La Funeral March of Queen Mary di Purcell – brutalizzata dal sintetizzatore di W. Carlos – ci introduce al mondo di questo grottesco principe degli eccessi che è Alex De Large, sguardo da Peter Pan drogato, insaziabile esploratore delle “piacevoli vibrazioni trasmesse al basso intestino”.
Sarò onesto, questo film l’ho sempre evitato per pregiudizio. Ritengo la violenza un semplice ingrediente cinematografico, e quando essa diventa fulcro di un film mi provoca nausea, come se avessi fatto la “cura Ludovico”. Odio i film che la celebrano e la mitizzano, odio il culto dei revenge-movie, sono dannosi non perchè svegliano il serial-killer che è in noi, ma semplicemente perchè riducono la cultura cinematografica a uno stato larvale, uno stupido esercizio viscerale.
Ebbene qui mi sbagliavo, questo film non è ascrivibile alla categoria dei film “disturbanti”. Arancia Meccanica è una eccentrica grande farsa, tutto è parodistico e teatrale (vedasi le movenze da commedia buffonesca di vittima e teppisti nel tentativo di stupro, proprio su un palco teatrale).

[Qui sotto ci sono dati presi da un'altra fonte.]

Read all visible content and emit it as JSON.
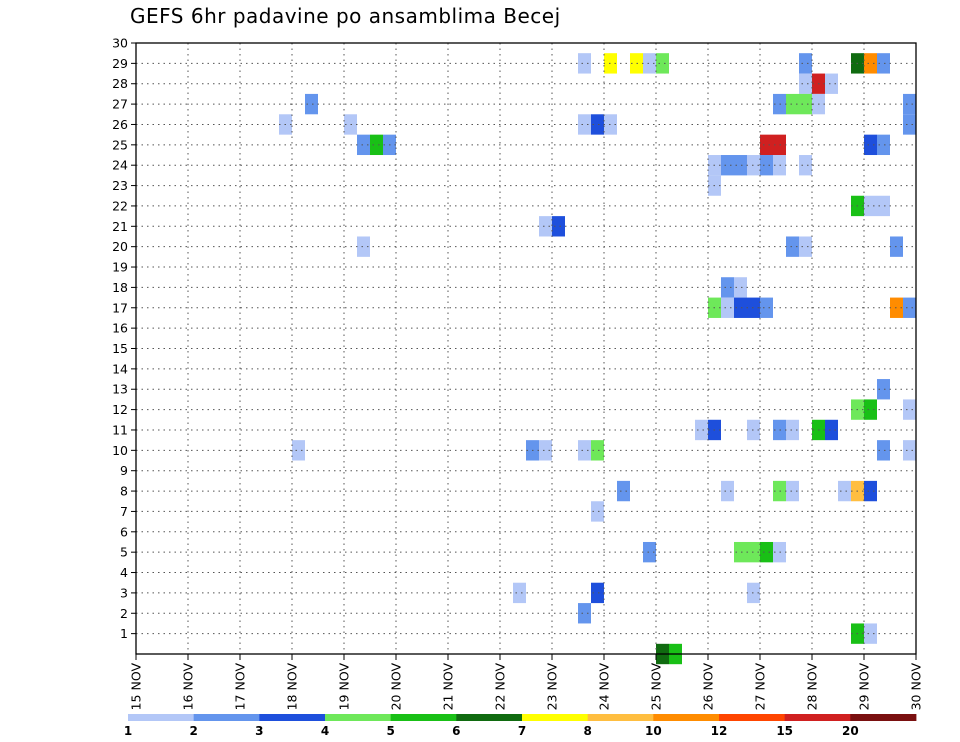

Arancia meccanica cerca lo choc culturale ma non si pone come obiettivo una subdola manovra di invasione psicologica nello spettatore. I drughi sono clown, si muovono come burattini e i loro ghigni sono maschere.
Credo che il metro per giudicare questo film non debba essere per forza di cose l’efferatezza dell’ultra-violenza. Infatti fuori da questo concetto, e liberandosi altresì dalla sindrome di religiosa devozione che emana ovunque il solo nome di Kubrick, si possono riconoscere serenamente parecchi limiti.
La sceneggiatura, ad esempio. Tu puoi chiedermi di credere a un mondo distopico, puoi chiedermi di credere a una invasione aliena o a una apocalisse zombie. Ma come il vecchio Hitchcock insegna, non puoi chiedermi di credere a una triplice sequenza di coincidenze; non regge la scusa della “rappresentazione”, Alex De Large scarcerato non può – non dovrebbe – incontrare per caso nel giro di un quarto d’ora tutte le sue vittime. Non regge neanche la scusa della fedeltà al “soggetto”; Kubrick non mi sembra peraltro uno che si ingessa davanti al perimetro di una storia.
O la musica. Dunque a De Large piace Beethoven: perchè? Non è dato sapere, è così e basta. Con questo principio, la colonna sonora propone Purcell, Rossini e Beethoven “così e basta”. C’è sicuramente una forza evocativa nel sottolineare una aggressione con le note della nona sinfonia, ma questa forza evocativa viene depotenziata se la musica non si limita a incorniciare una sequenza, ma è continua, persistente, quasi come una radio lasciata accesa mentre cerchi di guardare un film.
Stracciatevi pure le vesti, ma secondo me non si tratta di un grande film. Non regge il paragone nè con 2001 nè tantomento con il dottor Stranamore. Malcolm McDowell mi sembra un’angelo caduto, un corpo votato all’esposizione, non ho capito bene perchè ma non è tanto il suo personaggio a suscitarmi uno strano senso di pena, quanto lui come uomo e come attore.